- The Washington Times - Monday, October 24, 2005

Douglas Jemal, one of the region’s most prominent developers, and two of his top executives pleaded not guilty yesterday to charges of bribing a D.C. official with vacations and cash in exchange for lucrative government lease deals.

Yesterday’s arraignment of Mr. Jemal, 62; his son, Norman, 36; and leasing executive Blake Esherick, 42, in U.S. District Court marked the first court appearance for the trio since their indictment last month on charges of bribery, fraud and tax evasion.

Prosecutors say the executives gave Michael A. Lorusso, a former deputy for the D.C. Office of Property Management, $25,000 in cash and gifts for millions of dollars in favorable leasing deals.

Lorusso, who pleaded guilty in the case last year, faces up to six years in prison when he is sentenced.
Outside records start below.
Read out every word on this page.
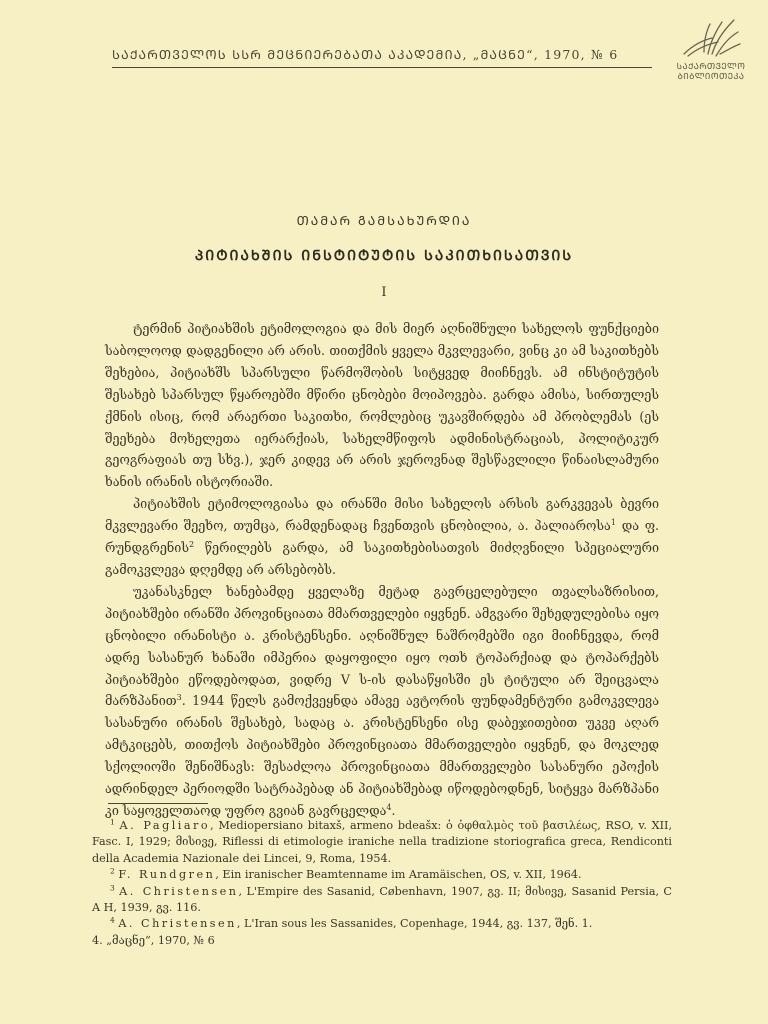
ᲡᲐᲥᲐᲠᲗᲕᲔᲚᲝᲡ ᲡᲡᲠ ᲛᲔᲪᲜᲘᲔᲠᲔᲑᲐᲗᲐ ᲐᲙᲐᲓᲔᲛᲘᲐ, „ᲛᲐᲪᲜᲔ“, 1970, № 6
ᲡᲐᲥᲐᲠᲗᲕᲔᲚᲝ
ᲑᲘᲑᲚᲘᲝᲗᲔᲙᲐ
ᲗᲐᲛᲐᲠ ᲒᲐᲛᲡᲐᲮᲣᲠᲓᲘᲐ
ᲞᲘᲢᲘᲐᲮᲨᲘᲡ ᲘᲜᲡᲢᲘᲢᲣᲢᲘᲡ ᲡᲐᲙᲘᲗᲮᲘᲡᲐᲗᲕᲘᲡ
I

ტერმინ პიტიახშის ეტიმოლოგია და მის მიერ აღნიშნული სახელოს ფუნქციები საბოლოოდ დადგენილი არ არის. თითქმის ყველა მკვლევარი, ვინც კი ამ საკითხებს შეხებია, პიტიახშს სპარსული წარმოშობის სიტყვედ მიიჩნევს. ამ ინსტიტუტის შესახებ სპარსულ წყაროებში მწირი ცნობები მოიპოვება. გარდა ამისა, სირთულეს ქმნის ისიც, რომ არაერთი საკითხი, რომლებიც უკავშირდება ამ პრობლემას (ეს შეეხება მოხელეთა იერარქიას, სახელმწიფოს ადმინისტრაციას, პოლიტიკურ გეოგრაფიას თუ სხვ.), ჯერ კიდევ არ არის ჯეროვნად შესწავლილი წინაისლამური ხანის ირანის ისტორიაში.

პიტიახშის ეტიმოლოგიასა და ირანში მისი სახელოს არსის გარკვევას ბევრი მკვლევარი შეეხო, თუმცა, რამდენადაც ჩვენთვის ცნობილია, ა. პალიაროსა$^1$ და ფ. რუნდგრენის$^2$ წერილებს გარდა, ამ საკითხებისათვის მიძღვნილი სპეციალური გამოკვლევა დღემდე არ არსებობს.

უკანასკნელ ხანებამდე ყველაზე მეტად გავრცელებული თვალსაზრისით, პიტიახშები ირანში პროვინციათა მმართველები იყვნენ. ამგვარი შეხედულებისა იყო ცნობილი ირანისტი ა. კრისტენსენი. აღნიშნულ ნაშრომებში იგი მიიჩნევდა, რომ ადრე სასანურ ხანაში იმპერია დაყოფილი იყო ოთხ ტოპარქიად და ტოპარქებს პიტიახშები ეწოდებოდათ, ვიდრე V ს-ის დასაწყისში ეს ტიტული არ შეიცვალა მარზპანით$^3$. 1944 წელს გამოქვეყნდა ამავე ავტორის ფუნდამენტური გამოკვლევა სასანური ირანის შესახებ, სადაც ა. კრისტენსენი ისე დაბეჯითებით უკვე აღარ ამტკიცებს, თითქოს პიტიახშები პროვინციათა მმართველები იყვნენ, და მოკლედ სქოლიოში შენიშნავს: შესაძლოა პროვინციათა მმართველები სასანური ეპოქის ადრინდელ პერიოდში სატრაპებად ან პიტიახშებად იწოდებოდნენ, სიტყვა მარზპანი კი საყოველთაოდ უფრო გვიან გავრცელდა$^4$.

$^1$ A. Pagliaro, Mediopersiano bitaxš, armeno bdeašx: ὁ ὀφθαλμὸς τοῦ βασιλέως, RSO, v. XII, Fasc. I, 1929; მისივე, Riflessi di etimologie iraniche nella tradizione storiografica greca, Rendiconti della Academia Nazionale dei Lincei, 9, Roma, 1954.

$^2$ F. Rundgren, Ein iranischer Beamtenname im Aramäischen, OS, v. XII, 1964.

$^3$ A. Christensen, L'Empire des Sasanid, Cøbenhavn, 1907, გვ. II; მისივე, Sasanid Persia, C A H, 1939, გვ. 116.

$^4$ A. Christensen, L'Iran sous les Sassanides, Copenhage, 1944, გვ. 137, შენ. 1.

4. „მაცნე“, 1970, № 6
No sentencing date has been set.

Mr. Jemal, who previously has denied any wrongdoing, and his son face 40 years in prison, if convicted. Mr. Esherick faces 45 years.
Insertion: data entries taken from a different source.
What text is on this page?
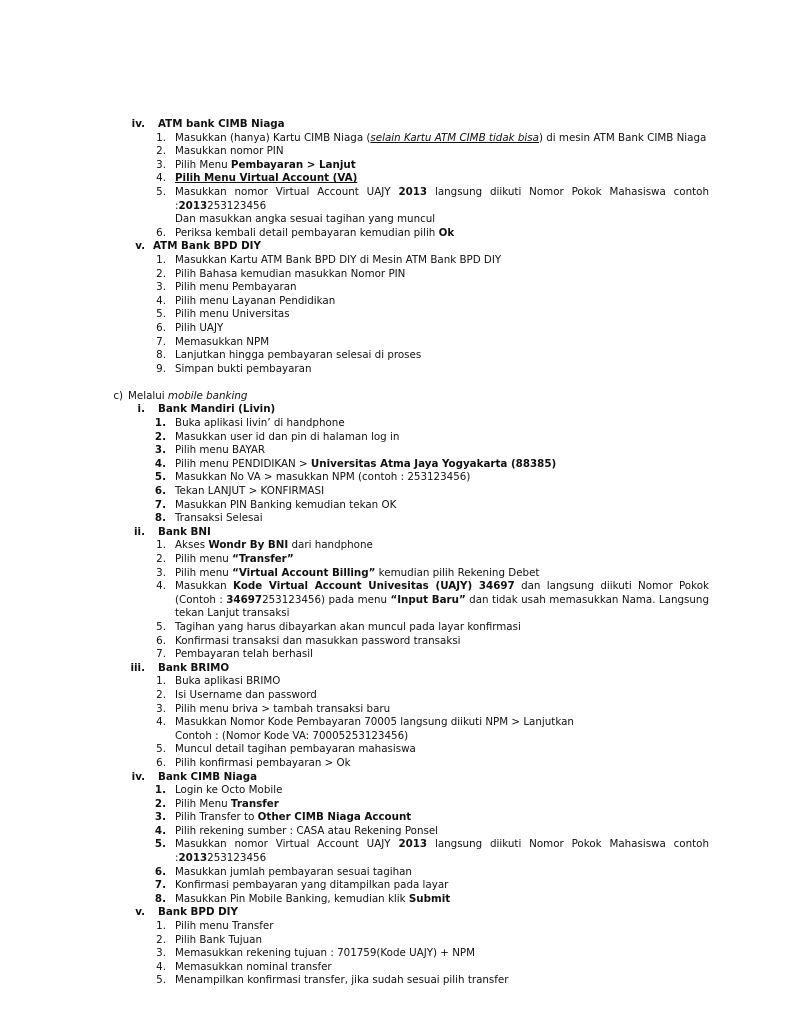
iv. ATM bank CIMB Niaga
1. Masukkan (hanya) Kartu CIMB Niaga (selain Kartu ATM CIMB tidak bisa) di mesin ATM Bank CIMB Niaga
2. Masukkan nomor PIN
3. Pilih Menu Pembayaran > Lanjut
4. Pilih Menu Virtual Account (VA)
5. Masukkan nomor Virtual Account UAJY 2013 langsung diikuti Nomor Pokok Mahasiswa contoh
:2013253123456
Dan masukkan angka sesuai tagihan yang muncul
6. Periksa kembali detail pembayaran kemudian pilih Ok
v. ATM Bank BPD DIY
1. Masukkan Kartu ATM Bank BPD DIY di Mesin ATM Bank BPD DIY
2. Pilih Bahasa kemudian masukkan Nomor PIN
3. Pilih menu Pembayaran
4. Pilih menu Layanan Pendidikan
5. Pilih menu Universitas
6. Pilih UAJY
7. Memasukkan NPM
8. Lanjutkan hingga pembayaran selesai di proses
9. Simpan bukti pembayaran
c) Melalui mobile banking
i. Bank Mandiri (Livin)
1. Buka aplikasi livin’ di handphone
2. Masukkan user id dan pin di halaman log in
3. Pilih menu BAYAR
4. Pilih menu PENDIDIKAN > Universitas Atma Jaya Yogyakarta (88385)
5. Masukkan No VA > masukkan NPM (contoh : 253123456)
6. Tekan LANJUT > KONFIRMASI
7. Masukkan PIN Banking kemudian tekan OK
8. Transaksi Selesai
ii. Bank BNI
1. Akses Wondr By BNI dari handphone
2. Pilih menu “Transfer”
3. Pilih menu “Virtual Account Billing” kemudian pilih Rekening Debet
4. Masukkan Kode Virtual Account Univesitas (UAJY) 34697 dan langsung diikuti Nomor Pokok
(Contoh : 34697253123456) pada menu “Input Baru” dan tidak usah memasukkan Nama. Langsung
tekan Lanjut transaksi
5. Tagihan yang harus dibayarkan akan muncul pada layar konfirmasi
6. Konfirmasi transaksi dan masukkan password transaksi
7. Pembayaran telah berhasil
iii. Bank BRIMO
1. Buka aplikasi BRIMO
2. Isi Username dan password
3. Pilih menu briva > tambah transaksi baru
4. Masukkan Nomor Kode Pembayaran 70005 langsung diikuti NPM > Lanjutkan
Contoh : (Nomor Kode VA: 70005253123456)
5. Muncul detail tagihan pembayaran mahasiswa
6. Pilih konfirmasi pembayaran > Ok
iv. Bank CIMB Niaga
1. Login ke Octo Mobile
2. Pilih Menu Transfer
3. Pilih Transfer to Other CIMB Niaga Account
4. Pilih rekening sumber : CASA atau Rekening Ponsel
5. Masukkan nomor Virtual Account UAJY 2013 langsung diikuti Nomor Pokok Mahasiswa contoh
:2013253123456
6. Masukkan jumlah pembayaran sesuai tagihan
7. Konfirmasi pembayaran yang ditampilkan pada layar
8. Masukkan Pin Mobile Banking, kemudian klik Submit
v. Bank BPD DIY
1. Pilih menu Transfer
2. Pilih Bank Tujuan
3. Memasukkan rekening tujuan : 701759(Kode UAJY) + NPM
4. Memasukkan nominal transfer
5. Menampilkan konfirmasi transfer, jika sudah sesuai pilih transfer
Defense attorney Reid Henry Weingarten of D.C.-based Steptoe & Johnson LLP said the three executives look forward to disputing the charges in court.
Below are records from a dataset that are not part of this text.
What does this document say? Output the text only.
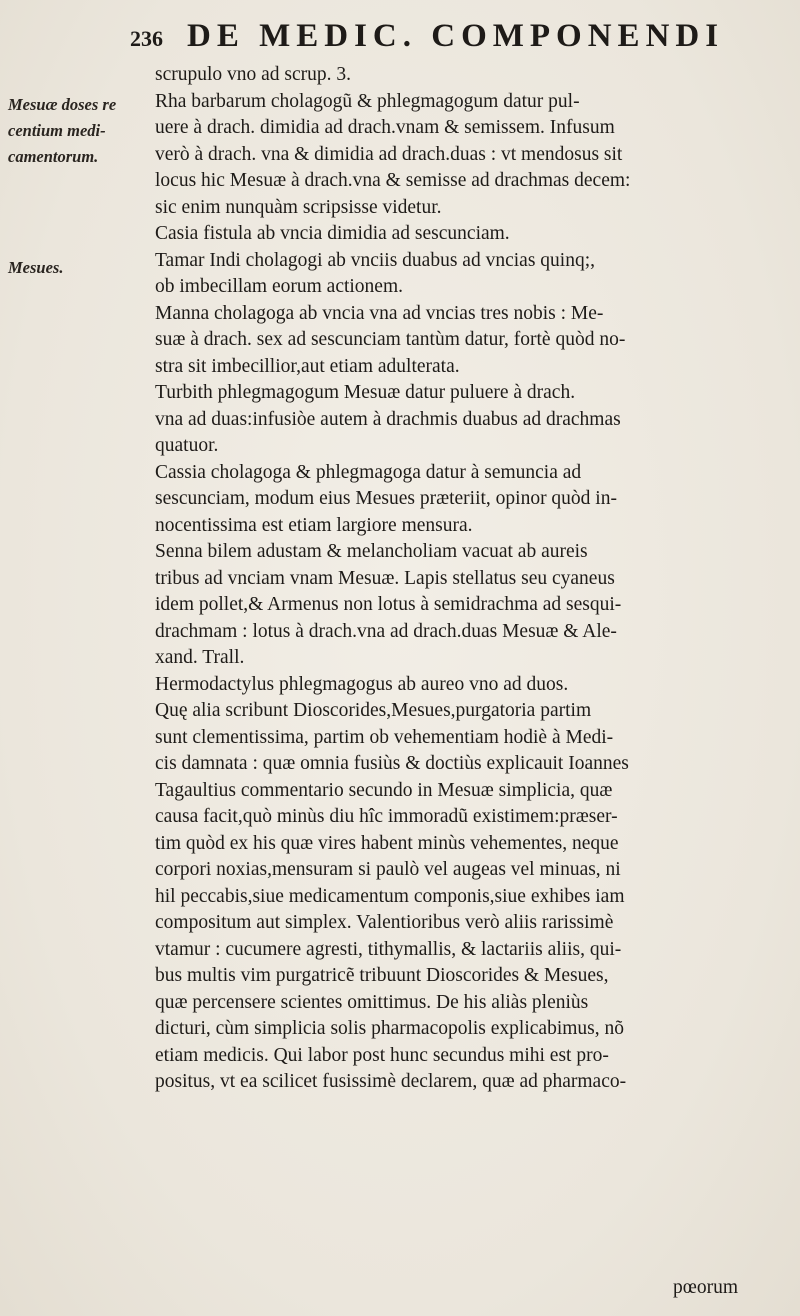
236 DE MEDIC. COMPONENDI
Mesuæ doses re
centium medi-
camentorum.
Mesues.
scrupulo vno ad scrup. 3.
Rha barbarum cholagogũ & phlegmagogum datur pul-
uere à drach. dimidia ad drach.vnam & semissem. Infusum
verò à drach. vna & dimidia ad drach.duas : vt mendosus sit
locus hic Mesuæ à drach.vna & semisse ad drachmas decem:
sic enim nunquàm scripsisse videtur.
Casia fistula ab vncia dimidia ad sescunciam.
Tamar Indi cholagogi ab vnciis duabus ad vncias quinq;,
ob imbecillam eorum actionem.
Manna cholagoga ab vncia vna ad vncias tres nobis : Me-
suæ à drach. sex ad sescunciam tantùm datur, fortè quòd no-
stra sit imbecillior,aut etiam adulterata.
Turbith phlegmagogum Mesuæ datur puluere à drach.
vna ad duas:infusiòe autem à drachmis duabus ad drachmas
quatuor.
Cassia cholagoga & phlegmagoga datur à semuncia ad
sescunciam, modum eius Mesues præteriit, opinor quòd in-
nocentissima est etiam largiore mensura.
Senna bilem adustam & melancholiam vacuat ab aureis
tribus ad vnciam vnam Mesuæ. Lapis stellatus seu cyaneus
idem pollet,& Armenus non lotus à semidrachma ad sesqui-
drachmam : lotus à drach.vna ad drach.duas Mesuæ & Ale-
xand. Trall.
Hermodactylus phlegmagogus ab aureo vno ad duos.
Quę alia scribunt Dioscorides,Mesues,purgatoria partim
sunt clementissima, partim ob vehementiam hodiè à Medi-
cis damnata : quæ omnia fusiùs & doctiùs explicauit Ioannes
Tagaultius commentario secundo in Mesuæ simplicia, quæ
causa facit,quò minùs diu hîc immoradũ existimem:præser-
tim quòd ex his quæ vires habent minùs vehementes, neque
corpori noxias,mensuram si paulò vel augeas vel minuas, ni
hil peccabis,siue medicamentum componis,siue exhibes iam
compositum aut simplex. Valentioribus verò aliis rarissimè
vtamur : cucumere agresti, tithymallis, & lactariis aliis, qui-
bus multis vim purgatricẽ tribuunt Dioscorides & Mesues,
quæ percensere scientes omittimus. De his aliàs pleniùs
dicturi, cùm simplicia solis pharmacopolis explicabimus, nõ
etiam medicis. Qui labor post hunc secundus mihi est pro-
positus, vt ea scilicet fusissimè declarem, quæ ad pharmaco-
pœorum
“Our clients very much want to go to trial,” he said.

The three defendants remain free on their own recognizance but were required to turn over their passports.

Judge Ricardo M. Urbina said Douglas and Norman Jemal would be allowed to travel out of the country for a planned trip for a bar mitzvah.

Assistant U.S. Attorney Mark Dubester said prosecutors were prepared to go to trail as early as February.

“It’s just a case we’d like to get to trial,” he said.

In a memorandum filed last week, prosecutors said much of the factual evidence isn’t likely to be in contention.

“Rather, the disputes in this case, as with many white-collar cases, are near certain to center on the defendants respective intents,” Mr. Dubester wrote in the Oct. 20 memo.

Two key question include whether gifts provided to Lorusso constituted bribes and whether company funds paid to Mr. Esherick — apart from his weekly paycheck — were meant to help him evade paying income taxes, according to Mr. Dubester’s memo.

In the indictment, prosecutors said bribes helped the executives secure more than $100 million in business deals with the D.C. government, including a deal to rent office space at 77 P St. NE for 10 years.

Mr. Weingarten said defense attorneys have begun reviewing evidence obtained by prosecutors.

Most records cited in the indictment were obtained through a search warrant of Douglas Development Corp. offices, prosecutors said.

“There is little in the way of surprise in the discovery materials,” Mr. Dubester said in his memo.

In addition, Mr. Dubester said defense attorneys also have “substantial knowledge” of the testimony of several government witnesses.

He said that unnamed Douglas Development employees who testified in the case were represented by an attorney paid for by the company.

Mr. Dubester said prosecutors still are assembling records for inspection relating to Lorusso and D.C. contractor Fernando Villegas, who also has pleaded guilty in the case and faces five years in prison.

Judge Urbina accepted not-guilty pleas from each of the three executives yesterday before setting a tentative trial date of Sept. 8, 2006.

The judge warned attorneys he wants the case to move “smoothly” leading up to trial.

“I do not want to see surprises,” Judge Urbina said.